With a well-engineered program, memory bandwidth is one key reason why an eight core machine might not run any faster than a quad-core machine, or might even run a little bit slower. However, programs that are primarily computation-intensive can show exactly double the performance with eight cores instead of four.
Like memory bandwidth, disk speed or network speed can throttle performance. Any program capable of using all 8 cores might needs a lot of data (think HD video). Other programs are all about computation, and have no such dependency.
If a disk can read 70MB/sec (a common figure for even a fast laptop hard drive), then a program that needs to read a 400MB file will take a minimum of ~6 seconds to open it, even if it has no computation to do. Using a striped RAID array capable of 400MB/sec would drop that overhead down to one second.
A well-designed program will be able to process data while simultaneously reading from disk, leading to a situation in which the CPU speed has hardly any effect on execution time. This offers huge potential: by making a faster RAID, one can improve performance up to the point where the CPU cores are fully utilized.
The lesson here is to be aware of what’s actually going on with the software you actually run—if it’s limited by disk speed, invest in a faster disk or RAID before considering a faster computer. And sometimes different software is the answer.
Software and scalability
Another multi-core problem is that software today is frequently not written to take advantage of multiple cores efficiently; it is technically challenging to write efficient threaded code that is free of threading bugs (threading bugs are those that result from incorrectly-written threaded code). See Application support for multiple CPU cores.
Threading/threaded means multiple simultaneous “threads” of computation, ideally one or more per CPU core. It’s like having a team of workers, as opposed to a single one.

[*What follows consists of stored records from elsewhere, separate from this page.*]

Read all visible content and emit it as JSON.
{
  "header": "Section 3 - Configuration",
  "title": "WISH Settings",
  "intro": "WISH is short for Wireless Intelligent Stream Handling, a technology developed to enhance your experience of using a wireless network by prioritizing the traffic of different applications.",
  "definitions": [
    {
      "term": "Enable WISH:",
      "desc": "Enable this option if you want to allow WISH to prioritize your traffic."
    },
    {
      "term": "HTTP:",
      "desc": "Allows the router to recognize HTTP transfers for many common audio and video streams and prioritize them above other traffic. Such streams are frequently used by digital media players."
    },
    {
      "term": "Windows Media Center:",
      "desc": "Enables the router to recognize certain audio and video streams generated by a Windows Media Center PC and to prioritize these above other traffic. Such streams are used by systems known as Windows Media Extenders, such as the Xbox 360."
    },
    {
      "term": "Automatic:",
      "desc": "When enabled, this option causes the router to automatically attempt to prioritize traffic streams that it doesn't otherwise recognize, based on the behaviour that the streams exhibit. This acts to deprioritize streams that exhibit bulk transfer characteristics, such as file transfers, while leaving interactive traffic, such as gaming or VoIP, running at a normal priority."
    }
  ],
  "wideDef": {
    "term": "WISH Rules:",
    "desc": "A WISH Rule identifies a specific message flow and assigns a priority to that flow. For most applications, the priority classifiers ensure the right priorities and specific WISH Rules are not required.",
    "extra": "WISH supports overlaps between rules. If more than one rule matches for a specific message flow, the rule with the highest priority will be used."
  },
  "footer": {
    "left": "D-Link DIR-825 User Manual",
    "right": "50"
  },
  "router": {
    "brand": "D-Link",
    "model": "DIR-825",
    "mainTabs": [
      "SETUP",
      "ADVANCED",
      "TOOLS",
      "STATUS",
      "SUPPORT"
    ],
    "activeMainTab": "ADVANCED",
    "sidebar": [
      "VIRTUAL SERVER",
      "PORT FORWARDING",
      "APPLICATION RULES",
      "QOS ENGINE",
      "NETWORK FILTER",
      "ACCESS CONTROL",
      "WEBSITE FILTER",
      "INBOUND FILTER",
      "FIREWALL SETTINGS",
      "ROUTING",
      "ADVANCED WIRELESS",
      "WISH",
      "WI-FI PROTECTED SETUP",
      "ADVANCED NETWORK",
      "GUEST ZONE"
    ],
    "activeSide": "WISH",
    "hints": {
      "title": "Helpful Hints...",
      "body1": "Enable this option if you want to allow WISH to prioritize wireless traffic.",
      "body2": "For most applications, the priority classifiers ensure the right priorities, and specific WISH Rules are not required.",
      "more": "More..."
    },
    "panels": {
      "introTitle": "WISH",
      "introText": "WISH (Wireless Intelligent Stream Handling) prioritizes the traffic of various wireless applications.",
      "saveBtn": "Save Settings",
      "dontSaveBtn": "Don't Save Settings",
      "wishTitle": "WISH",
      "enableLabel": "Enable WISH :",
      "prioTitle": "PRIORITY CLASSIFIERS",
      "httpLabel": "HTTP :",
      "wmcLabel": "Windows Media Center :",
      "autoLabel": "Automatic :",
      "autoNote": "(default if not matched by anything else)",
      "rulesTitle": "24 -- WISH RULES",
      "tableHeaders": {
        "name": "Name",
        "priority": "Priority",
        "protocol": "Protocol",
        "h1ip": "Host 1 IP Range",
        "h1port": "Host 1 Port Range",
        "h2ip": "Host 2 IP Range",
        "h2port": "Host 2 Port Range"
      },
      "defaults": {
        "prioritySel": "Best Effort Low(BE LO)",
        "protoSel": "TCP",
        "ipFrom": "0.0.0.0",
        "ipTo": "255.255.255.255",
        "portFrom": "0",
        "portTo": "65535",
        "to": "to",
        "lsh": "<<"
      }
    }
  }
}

A highly scalable program will run approximately N times as fast on an N-core system as on a single-core system, at least for reasonable values of N (eg up to 16 cores). Creating a scalable program requires a very high degree of expertise; it is relatively easy to write code that runs efficiently on dual-core systems, runs a little faster on quad-core systems, then shows no further improvement beyond four cores. Adobe Photoshop CS3 is an example of a popular program that scales fairly well to dual-core systems, but shows little improvement on quad-core systems.
Some computing problems cannot be solved in a threaded (parallel) fashion; there are too many serial (ordered) dependencies to allow multiple worker threads to work simultaneously. But the fact remains that most programs are just poorly designed for today’s multi-core world, and that includes popular programs such as Adobe Photoshop CS3, which rarely utilizes more than two of four cores on my quad-core Mac Pro (125% - 200% is typical).
Sometimes it’s just a matter of failure to do anything halfway intelligent. For example, Photoshop CS3’s Save command is not only single-threaded (uses only one CPU core), but it’s modal—it forces the user to wait until the operation completes. There is no legitimate reason that a Save could not be in progress while the user works on another image.